Картина гибели горца была в среднем такой: выставив мечи «лосиным рогом», он приближался к костерукому слева. Но не успевал горец сделать и первого ударного выпада, как костяная пятерня уже вонзалась ему в незащищенную грудь и отскакивала назад, словно бы часть некоего отлично отлаженного и смазанного механизма… Впрочем, костерукие и впрямь были механизмами. Только сработанными из Измененного человеческого мяса.
Вгрызаясь своим аррумским мечом в живот очередному «механизму», Эгин подумал, что дорого дал бы за то, чтобы иметь возможность самолично отправить к праотцам безвестного, но чересчур башковитого механика.
А того, кто привел отряд костеруких к деревне горцев, Эгин с удовольствием скормил бы проголодавшемуся питомцу Серого Холма собственными руками.
В пылу битвы Эгин сам не заметил, как пропал Кух. А когда его отсутствие обнаружилось, у Эгина екнуло сердце, ведь не ровен час… Впрочем, бегло оглядев поле битвы, тела своего раба и, чего уж там, друга Эгин не обнаружил. К своему величайшему облегчению.
Эгин не знал, да и не мог знать, что пока он месит грязь у Большого Очага, неподалеку, в гнезде Сестры Большой Пчелы, приготовляется священнодействие, руководит которым не кто иной, как его раб Кух.
– Барыня, ты должна позвать солнце, – твердо и властно сказал Кух, сверля взглядом Хену, забившуюся под шкуры.
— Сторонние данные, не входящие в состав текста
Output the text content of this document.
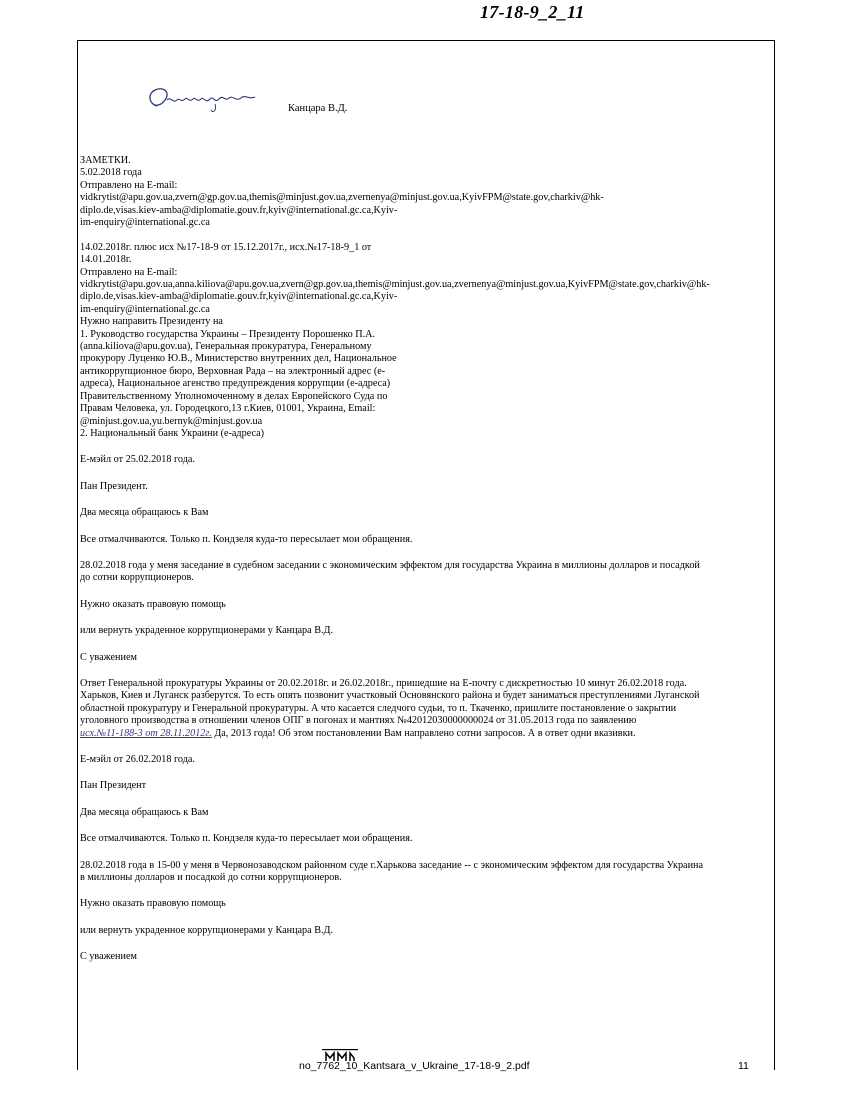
17-18-9_2_11
Канцара В.Д.
ЗАМЕТКИ.
5.02.2018 года
Отправлено на E-mail:
vidkrytist@apu.gov.ua,zvern@gp.gov.ua,themis@minjust.gov.ua,zvernenya@minjust.gov.ua,KyivFPM@state.gov,charkiv@hk-
diplo.de,visas.kiev-amba@diplomatie.gouv.fr,kyiv@international.gc.ca,Kyiv-
im-enquiry@international.gc.ca
14.02.2018г. плюс исх №17-18-9 от 15.12.2017г., исх.№17-18-9_1 от
14.01.2018г.
Отправлено на E-mail:
vidkrytist@apu.gov.ua,anna.kiliova@apu.gov.ua,zvern@gp.gov.ua,themis@minjust.gov.ua,zvernenya@minjust.gov.ua,KyivFPM@state.gov,charkiv@hk-
diplo.de,visas.kiev-amba@diplomatie.gouv.fr,kyiv@international.gc.ca,Kyiv-
im-enquiry@international.gc.ca
Нужно направить Президенту на
1. Руководство государства Украины – Президенту Порошенко П.А.
(anna.kiliova@apu.gov.ua), Генеральная прокуратура, Генеральному
прокурору Луценко Ю.В., Министерство внутренних дел, Национальное
антикоррупционное бюро, Верховная Рада – на электронный адрес (е-
адреса), Национальное агенство предупреждения коррупции (е-адреса)
Правительственному Уполномоченному в делах Европейского Суда по
Правам Человека, ул. Городецкого,13 г.Киев, 01001, Украина, Email:
@minjust.gov.ua,yu.bernyk@minjust.gov.ua
2. Национальный банк Украини (е-адреса)
Е-мэйл от 25.02.2018 года.
Пан Президент.
Два месяца обращаюсь к Вам
Все отмалчиваются. Только п. Кондзеля куда-то пересылает мои обращения.
28.02.2018 года у меня заседание в судебном заседании с экономическим эффектом для государства Украина в миллионы долларов и посадкой
до сотни коррупционеров.
Нужно оказать правовую помощь
или вернуть украденное коррупционерами у Канцара В.Д.
С уважением
Ответ Генеральной прокуратуры Украины от 20.02.2018г. и 26.02.2018г., пришедшие на Е-почту с дискретностью 10 минут 26.02.2018 года.
Харьков, Киев и Луганск разберутся. То есть опять позвонит участковый Основянского района и будет заниматься преступлениями Луганской
областной прокуратуру и Генеральной прокуратуры. А что касается следчого судьи, то п. Ткаченко, пришлите постановление о закрытии
уголовного производства в отношении членов ОПГ в погонах и мантиях №42012030000000024 от 31.05.2013 года по заявлению
исх.№11-188-3 от 28.11.2012г. Да, 2013 года! Об этом постановлении Вам направлено сотни запросов. А в ответ одни вказивки.
Е-мэйл от 26.02.2018 года.
Пан Президент
Два месяца обращаюсь к Вам
Все отмалчиваются. Только п. Кондзеля куда-то пересылает мои обращения.
28.02.2018 года в 15-00 у меня в Червонозаводском районном суде г.Харькова заседание -- с экономическим эффектом для государства Украина
в миллионы долларов и посадкой до сотни коррупционеров.
Нужно оказать правовую помощь
или вернуть украденное коррупционерами у Канцара В.Д.
С уважением
no_7762_10_Kantsara_v_Ukraine_17-18-9_2.pdf	11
Горцы из личной охраны Сестры Большой Пчелы согласно кивали – мол, мы тоже так думаем. Хотя по- варански они не понимали ни звука.
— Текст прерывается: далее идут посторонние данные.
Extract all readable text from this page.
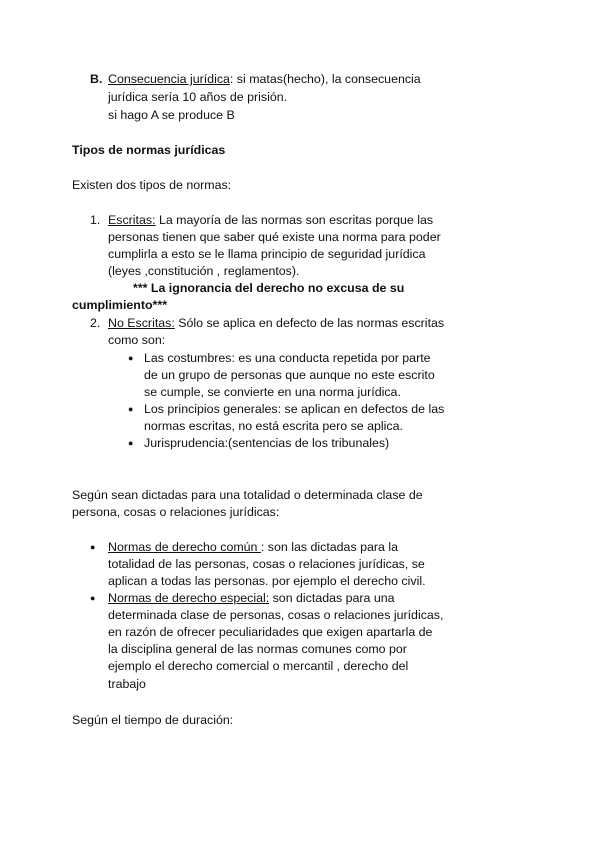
B. Consecuencia jurídica: si matas(hecho), la consecuencia
jurídica sería 10 años de prisión.
si hago A se produce B
Tipos de normas jurídicas
Existen dos tipos de normas:
1. Escritas: La mayoría de las normas son escritas porque las
personas tienen que saber qué existe una norma para poder
cumplirla a esto se le llama principio de seguridad jurídica
(leyes ,constitución , reglamentos).
*** La ignorancia del derecho no excusa de su
cumplimiento***
2. No Escritas: Sólo se aplica en defecto de las normas escritas
como son:
● Las costumbres: es una conducta repetida por parte
de un grupo de personas que aunque no este escrito
se cumple, se convierte en una norma jurídica.
● Los principios generales: se aplican en defectos de las
normas escritas, no está escrita pero se aplica.
● Jurisprudencia:(sentencias de los tribunales)
Según sean dictadas para una totalidad o determinada clase de
persona, cosas o relaciones jurídicas:
● Normas de derecho común : son las dictadas para la
totalidad de las personas, cosas o relaciones jurídicas, se
aplican a todas las personas. por ejemplo el derecho civil.
● Normas de derecho especial: son dictadas para una
determinada clase de personas, cosas o relaciones jurídicas,
en razón de ofrecer peculiaridades que exigen apartarla de
la disciplina general de las normas comunes como por
ejemplo el derecho comercial o mercantil , derecho del
trabajo
Según el tiempo de duración:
– Но я не умею, ей-же-ей, не умею, – дрожащим голосом отвечала Хена. Глаза ее были величиной с кедровые шишки.
– Ничего уметь не нужно. Сейчас ты выйдешь из-под навеса, найдешь в небе то место, где солнце должно быть в это время, и попросишь его пробиться сквозь тучи.
– Может, нужно просить тучи, чтобы они расступились? – Хена не то чтобы не понимала серьезности сложившегося положения. Просто ей действительно казалось, что раз она теперь царица, так ей виднее.
– Тучи, вода, мрак, лунный свет – они заодно с костерукими. Солнце – против них. Ты должна просить солнце, – убежденно сказал Кух. – И притом немедленно.
– А какими словами просить? – капризно спросила Хена, выбираясь из-под шкур. На ее лице застыло жертвенное выражение – мол, для своих «деток» она готова на все. Даже на такую глупость, как разговоры с дневным светилом. И подчиняться Куху она тоже готова ради «деток».
– А какие слова говорить?
– Не важно. Важно, чтобы они были искренними, – отрезал Кух, всем своим видом показывая, что разводить болтовню, когда внизу гибнут женщины, дети и доблестные воины, он не намерен.
– А почему я? Может быть, ты попросишь? У тебя так хорошо получится, я прямо вижу. А, Кух? – сладким голосом спросила Хена.